Dad gave me that weary, end-of-the-day look and said, “You sure you’re all right, hon? You’re quiet.”

“Just tired,” I said, pitching my voice to match hers, though I felt like a ventriloquist with a sock puppet, “Long day. You know.”

I suppressed the urge to scrape off the polish under the table.

Dad nodded and started in on a diatribe about his boss, about how nobody at the office appreciated his ideas, about how the world had gone soft or mad, depending on his mood and the news that day. I tried to react as Mom would—eyes wide, head tilt, the occasional “Oh, Dave!” for emphasis. Even the way she gestured, with her delicate wrists and palms presented, felt like a foreign act. I wondered if he could see how much I was straining to perform.

Soon enough, Dad poured me another glass of wine and then another.

At some point—somewhere between the second and third glass—I heard myself laugh. Not my laugh, but Mom’s laugh, high and trilled and crisp, breaking at the top like a porcelain cup. I clapped a hand to my mouth, stunned, but the sound had already escaped.

The sound was horrifying.

I sat there, reeling, as Dad continued his monologue without pause. The laughter—her laughter...

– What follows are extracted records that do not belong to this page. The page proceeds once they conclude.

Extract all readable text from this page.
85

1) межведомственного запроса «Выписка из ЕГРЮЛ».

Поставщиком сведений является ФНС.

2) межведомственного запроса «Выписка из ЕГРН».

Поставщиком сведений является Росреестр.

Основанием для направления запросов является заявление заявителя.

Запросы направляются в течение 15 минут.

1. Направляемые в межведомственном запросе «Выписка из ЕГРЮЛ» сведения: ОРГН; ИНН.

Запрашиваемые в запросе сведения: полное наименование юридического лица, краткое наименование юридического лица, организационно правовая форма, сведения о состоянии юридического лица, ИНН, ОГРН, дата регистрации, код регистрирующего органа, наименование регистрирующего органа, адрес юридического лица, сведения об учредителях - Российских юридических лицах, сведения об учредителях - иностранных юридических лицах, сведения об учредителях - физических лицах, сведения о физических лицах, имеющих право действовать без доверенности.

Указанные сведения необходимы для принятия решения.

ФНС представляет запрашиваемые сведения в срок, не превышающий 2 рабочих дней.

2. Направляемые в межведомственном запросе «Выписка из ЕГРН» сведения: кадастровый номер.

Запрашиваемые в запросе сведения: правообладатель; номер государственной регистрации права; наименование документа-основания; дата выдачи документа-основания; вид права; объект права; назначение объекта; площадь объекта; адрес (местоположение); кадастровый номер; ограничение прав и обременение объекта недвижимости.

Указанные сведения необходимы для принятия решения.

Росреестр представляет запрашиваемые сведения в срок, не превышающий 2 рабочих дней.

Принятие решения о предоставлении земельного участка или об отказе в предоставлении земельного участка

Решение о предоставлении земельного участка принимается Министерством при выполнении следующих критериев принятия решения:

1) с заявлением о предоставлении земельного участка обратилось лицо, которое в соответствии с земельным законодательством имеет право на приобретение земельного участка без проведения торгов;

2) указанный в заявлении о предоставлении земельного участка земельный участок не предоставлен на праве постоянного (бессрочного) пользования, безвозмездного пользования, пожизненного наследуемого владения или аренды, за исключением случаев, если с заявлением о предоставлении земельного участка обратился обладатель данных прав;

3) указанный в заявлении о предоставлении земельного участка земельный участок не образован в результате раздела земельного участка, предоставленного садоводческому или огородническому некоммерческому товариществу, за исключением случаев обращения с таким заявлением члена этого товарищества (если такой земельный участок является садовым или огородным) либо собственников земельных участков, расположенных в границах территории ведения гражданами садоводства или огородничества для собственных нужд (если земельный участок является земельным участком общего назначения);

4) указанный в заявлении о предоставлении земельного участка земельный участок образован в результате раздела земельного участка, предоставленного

I tried again: a low chuckle to reassure myself, to see if I could reclaim my own voice, but it came out wrong, exactly the way she’d always done it, a little too bright, a little too sharp.

I felt Mom’s eyes burning into me, as Dad twisted open another bottle of Cabernet

I could feel Mom’s panic swelling in the air. I saw her mouth something—was it “stop”?—but I couldn’t stop. I let that wine pour, let the heat creep up my cheeks in waves, let her laughter slosh around inside me until it spilled out again.

And bit by bit, I started to relax.

The plates stood empty in front of us now, as the evening dragged on and Mom’s eyes made steady contact with mine. She wanted me to end this, to excuse myself, to fold away into the kitchen and regroup. I couldn’t. I didn’t want her—me—to lose. I wanted to prove, even now, even in her body, that I could out-mom the mom.

See, the fight we’d had earlier was about me not handling my responsibilities. How I was just a lazy teenage boy, who didn’t want to help around the house.

“If you’re going to be an adult, you need to start acting like one,” she’d said.

Dad cleared his throat, snapping me back to reality, “Oh, I have that Friday after work thing tomorrow. Did you have time to run a wash, honey?”

“Oh… I, uh…” I looked towards Mom for a clue.

She shook her head.

"Shoot, no I forgot," I said, "I'll, um, take care of it now after dinner."

I cleared the plates. I stacked them the way I’d seen Mom do, scraping each one methodically, rinsing in the sink. I felt a petty satisfaction; if she was watching, she’d have nothing to criticize.

Mom padded in, silent, a shadow behind me.

She flicked off the faucet and hissed, “Less wine.”

I rolled my eyes, “Yeah, yeah. I’m just trying to deal, okay?”

I finished up in the kitchen before heading down to do the laundry.